Loft Labs launches vcluster, a working virtualization technology for Kubernetes
Loft Labs announced that vcluster, a virtual cluster technology for Kubernetes, is now freely available on GitHub.
Rather than creating heavyweight, resource-hungry, isolated clusters over and over again, companies can now launch lightweight, fast vclusters that are backed by a single Kubernetes cluster, which consolidates workloads, allows for resource sharing, and ultimately saves a lot of infrastructure cost.
“vcluster is the first actually working virtualization technology for Kubernetes,” said Fabian Kramm, CTO of Loft Labs.
“There are other similar solutions being developed, however, vcluster is the only one that is already being used in production by a variety of companies.
“We have decided to open-source it because the demand for a standalone vcluster technology is huge and there needs to be an open-source and freely available solution.”
With Loft, any Kubernetes cluster becomes a self-service platform where engineers can create namespaces and virtual clusters whenever they need them.
At the same time, Loft’s sleep mode and cluster sharing technologies help eliminate idle workloads and save cloud computing costs.
“There is a large demand for Kubernetes virtualization. Apple noted that in their keynote at KubeCon Europe last year,” said Lukas Gentele, CEO of Loft.
“Launching our vcluster technology under the permissive Apache-2.0 license will enable anyone to explore virtual clusters and even contribute to it.

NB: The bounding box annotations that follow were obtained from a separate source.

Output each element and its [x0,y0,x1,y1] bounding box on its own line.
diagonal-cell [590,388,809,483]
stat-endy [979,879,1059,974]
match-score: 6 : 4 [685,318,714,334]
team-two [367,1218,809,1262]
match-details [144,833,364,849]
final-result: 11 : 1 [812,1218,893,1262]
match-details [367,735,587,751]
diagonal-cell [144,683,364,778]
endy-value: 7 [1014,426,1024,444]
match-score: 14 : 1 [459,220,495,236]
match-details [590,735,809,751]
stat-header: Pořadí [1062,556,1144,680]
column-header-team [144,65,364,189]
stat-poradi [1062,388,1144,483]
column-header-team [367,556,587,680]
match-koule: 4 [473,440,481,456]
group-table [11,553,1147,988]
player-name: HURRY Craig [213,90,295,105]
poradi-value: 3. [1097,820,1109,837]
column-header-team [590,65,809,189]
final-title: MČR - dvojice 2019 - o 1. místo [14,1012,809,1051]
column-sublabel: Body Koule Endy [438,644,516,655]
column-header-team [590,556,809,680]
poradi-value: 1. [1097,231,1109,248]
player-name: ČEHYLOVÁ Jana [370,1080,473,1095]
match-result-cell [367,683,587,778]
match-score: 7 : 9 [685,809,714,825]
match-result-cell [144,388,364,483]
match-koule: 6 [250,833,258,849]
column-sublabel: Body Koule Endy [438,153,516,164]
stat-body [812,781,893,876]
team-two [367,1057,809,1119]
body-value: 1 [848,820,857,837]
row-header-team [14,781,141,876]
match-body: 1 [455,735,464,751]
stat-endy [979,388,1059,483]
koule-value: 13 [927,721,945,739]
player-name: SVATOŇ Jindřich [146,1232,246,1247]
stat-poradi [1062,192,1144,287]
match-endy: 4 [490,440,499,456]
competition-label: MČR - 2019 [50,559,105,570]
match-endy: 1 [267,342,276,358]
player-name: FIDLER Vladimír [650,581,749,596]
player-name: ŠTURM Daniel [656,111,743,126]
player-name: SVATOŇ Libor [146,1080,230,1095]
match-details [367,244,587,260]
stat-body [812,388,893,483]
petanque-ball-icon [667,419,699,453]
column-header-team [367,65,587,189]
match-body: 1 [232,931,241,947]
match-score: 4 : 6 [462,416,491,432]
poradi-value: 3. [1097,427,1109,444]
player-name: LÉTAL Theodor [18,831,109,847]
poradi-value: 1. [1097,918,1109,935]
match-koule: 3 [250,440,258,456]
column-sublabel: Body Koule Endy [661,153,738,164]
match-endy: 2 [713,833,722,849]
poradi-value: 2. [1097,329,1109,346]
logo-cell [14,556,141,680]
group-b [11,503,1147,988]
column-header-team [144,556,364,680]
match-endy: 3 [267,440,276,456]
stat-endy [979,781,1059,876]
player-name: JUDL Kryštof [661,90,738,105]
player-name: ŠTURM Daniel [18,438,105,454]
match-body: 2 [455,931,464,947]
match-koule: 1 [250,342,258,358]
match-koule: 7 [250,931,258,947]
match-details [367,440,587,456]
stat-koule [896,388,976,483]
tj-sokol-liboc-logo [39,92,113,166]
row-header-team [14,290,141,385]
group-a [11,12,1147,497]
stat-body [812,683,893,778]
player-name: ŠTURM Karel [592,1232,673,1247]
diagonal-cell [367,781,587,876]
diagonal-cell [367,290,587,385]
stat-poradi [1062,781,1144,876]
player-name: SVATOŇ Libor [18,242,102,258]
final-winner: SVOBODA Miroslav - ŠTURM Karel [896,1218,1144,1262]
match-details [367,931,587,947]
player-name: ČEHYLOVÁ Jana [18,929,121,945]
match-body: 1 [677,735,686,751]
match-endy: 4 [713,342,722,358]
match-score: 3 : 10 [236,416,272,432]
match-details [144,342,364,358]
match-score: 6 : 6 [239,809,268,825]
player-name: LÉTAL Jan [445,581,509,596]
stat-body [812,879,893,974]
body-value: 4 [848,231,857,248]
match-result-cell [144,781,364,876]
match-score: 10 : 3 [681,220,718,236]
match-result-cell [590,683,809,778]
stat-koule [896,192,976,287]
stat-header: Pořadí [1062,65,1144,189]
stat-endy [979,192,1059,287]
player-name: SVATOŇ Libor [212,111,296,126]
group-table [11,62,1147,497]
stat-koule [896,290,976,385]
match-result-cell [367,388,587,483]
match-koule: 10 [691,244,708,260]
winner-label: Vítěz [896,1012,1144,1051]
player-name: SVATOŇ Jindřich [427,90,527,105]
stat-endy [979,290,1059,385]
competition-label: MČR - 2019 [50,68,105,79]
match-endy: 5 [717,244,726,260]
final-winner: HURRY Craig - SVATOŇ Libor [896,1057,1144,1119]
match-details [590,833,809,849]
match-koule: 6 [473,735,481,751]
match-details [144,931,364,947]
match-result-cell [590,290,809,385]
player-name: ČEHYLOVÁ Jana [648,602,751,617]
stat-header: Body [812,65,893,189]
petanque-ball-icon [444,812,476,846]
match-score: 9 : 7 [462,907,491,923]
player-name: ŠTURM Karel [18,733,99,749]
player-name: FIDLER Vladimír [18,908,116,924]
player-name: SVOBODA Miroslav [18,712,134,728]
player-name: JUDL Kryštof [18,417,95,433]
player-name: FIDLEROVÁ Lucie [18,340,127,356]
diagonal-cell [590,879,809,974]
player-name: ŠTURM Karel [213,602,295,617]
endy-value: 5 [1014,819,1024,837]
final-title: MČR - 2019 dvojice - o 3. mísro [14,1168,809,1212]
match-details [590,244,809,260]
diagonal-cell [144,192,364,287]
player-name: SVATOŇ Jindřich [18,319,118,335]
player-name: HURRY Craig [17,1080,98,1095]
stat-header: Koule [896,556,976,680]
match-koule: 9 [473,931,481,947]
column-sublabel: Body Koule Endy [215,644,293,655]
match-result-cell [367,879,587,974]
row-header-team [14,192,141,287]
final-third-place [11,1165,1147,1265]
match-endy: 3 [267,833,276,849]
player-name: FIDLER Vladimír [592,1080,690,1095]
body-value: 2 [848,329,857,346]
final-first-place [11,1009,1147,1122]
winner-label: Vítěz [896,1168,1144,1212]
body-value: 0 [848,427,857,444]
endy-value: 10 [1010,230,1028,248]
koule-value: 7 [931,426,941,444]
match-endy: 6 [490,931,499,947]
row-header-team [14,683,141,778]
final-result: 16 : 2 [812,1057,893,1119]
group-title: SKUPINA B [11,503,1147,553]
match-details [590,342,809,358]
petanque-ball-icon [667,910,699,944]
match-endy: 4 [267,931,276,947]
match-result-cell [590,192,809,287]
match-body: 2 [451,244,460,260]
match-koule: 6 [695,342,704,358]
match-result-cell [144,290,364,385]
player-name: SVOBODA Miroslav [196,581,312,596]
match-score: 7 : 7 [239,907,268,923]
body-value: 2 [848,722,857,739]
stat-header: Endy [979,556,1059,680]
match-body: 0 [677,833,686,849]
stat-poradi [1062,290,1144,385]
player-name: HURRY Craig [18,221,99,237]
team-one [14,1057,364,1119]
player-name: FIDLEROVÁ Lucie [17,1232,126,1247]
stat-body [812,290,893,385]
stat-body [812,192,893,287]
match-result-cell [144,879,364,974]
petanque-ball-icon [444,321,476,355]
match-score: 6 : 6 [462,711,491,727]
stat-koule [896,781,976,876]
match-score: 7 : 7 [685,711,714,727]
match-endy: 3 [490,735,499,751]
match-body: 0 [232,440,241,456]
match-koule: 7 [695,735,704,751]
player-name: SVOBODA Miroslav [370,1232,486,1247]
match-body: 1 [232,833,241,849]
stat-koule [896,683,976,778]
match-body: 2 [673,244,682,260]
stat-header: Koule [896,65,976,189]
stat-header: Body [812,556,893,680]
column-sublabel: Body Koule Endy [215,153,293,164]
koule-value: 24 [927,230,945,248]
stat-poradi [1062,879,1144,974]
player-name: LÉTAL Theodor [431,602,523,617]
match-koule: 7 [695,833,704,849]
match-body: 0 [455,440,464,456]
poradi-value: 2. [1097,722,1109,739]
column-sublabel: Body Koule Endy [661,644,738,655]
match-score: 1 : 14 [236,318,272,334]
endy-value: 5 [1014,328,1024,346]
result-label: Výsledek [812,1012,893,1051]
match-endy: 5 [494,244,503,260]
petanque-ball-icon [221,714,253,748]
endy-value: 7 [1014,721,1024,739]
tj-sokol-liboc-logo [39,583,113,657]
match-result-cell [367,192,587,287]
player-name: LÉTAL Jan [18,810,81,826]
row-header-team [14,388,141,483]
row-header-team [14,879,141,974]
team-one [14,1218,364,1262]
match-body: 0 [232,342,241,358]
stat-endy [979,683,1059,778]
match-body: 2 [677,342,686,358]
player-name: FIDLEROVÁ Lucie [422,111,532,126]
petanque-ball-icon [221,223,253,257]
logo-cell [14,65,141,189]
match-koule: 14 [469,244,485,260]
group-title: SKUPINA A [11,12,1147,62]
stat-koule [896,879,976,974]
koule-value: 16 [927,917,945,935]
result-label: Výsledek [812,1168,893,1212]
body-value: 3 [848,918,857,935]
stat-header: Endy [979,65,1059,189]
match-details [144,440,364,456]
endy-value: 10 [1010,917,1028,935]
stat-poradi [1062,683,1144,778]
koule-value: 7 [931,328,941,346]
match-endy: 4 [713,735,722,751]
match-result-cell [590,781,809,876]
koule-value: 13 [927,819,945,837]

“Currently, there are over 90 companies, including three Fortune 500 enterprises, that have started utilizing our vcluster technology.”
“Virtual clusters for Kubernetes is a game changer that is the equivalent of virtual machine technology in the 1990s that swept in the era of cloud computing,” said Abby Kearns, CTO at Puppet Labs.
“The team at Loft Labs has created a well-architected technology and I see the potential of vclusters to improve developer experience with Kubernetes, something that I have been passionate about for years in my previous role as CEO at Cloud Foundry Foundation.”
Loft is used by platform teams in enterprises to create internal Kubernetes platforms for developing cloud-native software, executing continuous integration/continuous delivery (CI/CD) pipelines, or running artificial intelligence (AI) and machine learning (ML) experiments.
It is also valuable in production use cases, where IT teams use Loft’s virtual clusters to surpass the scalability limits of regular Kubernetes clusters and where companies need to provision full-blown demo environments or securely-isolated instances of their managed software products.